PRESS ROOM

Archive: Detroit Zoological Society Hosts International Amphibian Management School

Animal care staff to receive training February 26-March 2

February 8, 2018

ROYAL OAK, Mich., 

The Detroit Zoo will be hopping with “amphibiphiles” when amphibian care staff from zoos around the country – as well as Haiti, Chile and Canada – convene for the annual Association of Zoos & Aquariums (AZA) Amphibian Management School Feb. 26 through March 2.

The training course will highlight current research on captive amphibian behavior and ecology, techniques for assessing environmental and husbandry factors affecting welfare, management and exhibit design, and identification and resolution of welfare issues.

“Participants will leave here with greater knowledge about amphibians, new skills to help ensure that amphibians are receiving great care and are thriving at their institutions, and ways to help wild amphibians around the world,” said Scott Carter, chief life sciences officer for the Detroit Zoological Society (DZS).

Drawing on expertise from the AZA’s Amphibian Taxon Advisory Group, the training includes presentations and hands-on activities to expose students to the care of amphibians in zoos and aquariums.

The five-day training course will conclude with a field trip to the Belle Isle Nature Center to survey mudpuppies – a large, permanently aquatic, native Michigan salamander. The DZS regularly monitors mudpuppies off the shore of Belle Isle, conducting catch-and-release surveys to track and better understand local populations. The information gathered in the surveys provides a baseline for how mudpuppy populations are faring and helps to monitor the health of the Detroit River ecosystem.

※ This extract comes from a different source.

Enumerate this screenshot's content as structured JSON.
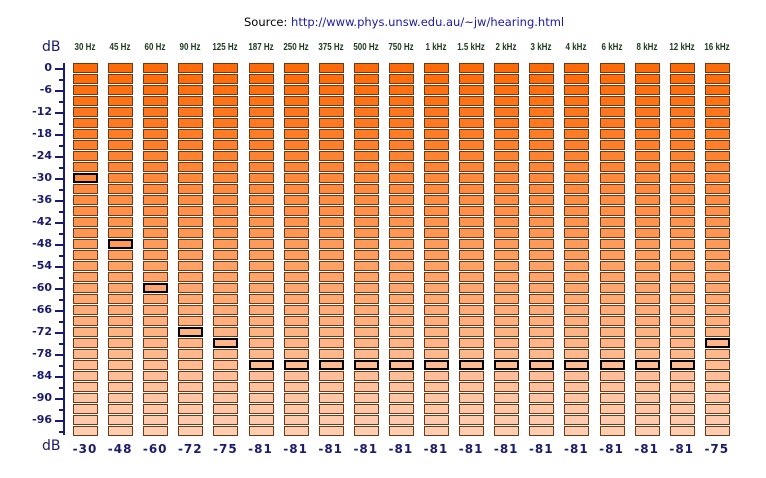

The Detroit Zoo is home to the National Amphibian Conservation Center, distinguished as the first major conservation facility dedicated entirely to conserving and exhibiting amphibians when it opened in 2001. The award-winning, state-of-the-art facility is renowned for amphibian conservation, care, exhibition and research and houses a spectacular diversity of frogs, toads, salamanders, newts and caecilians.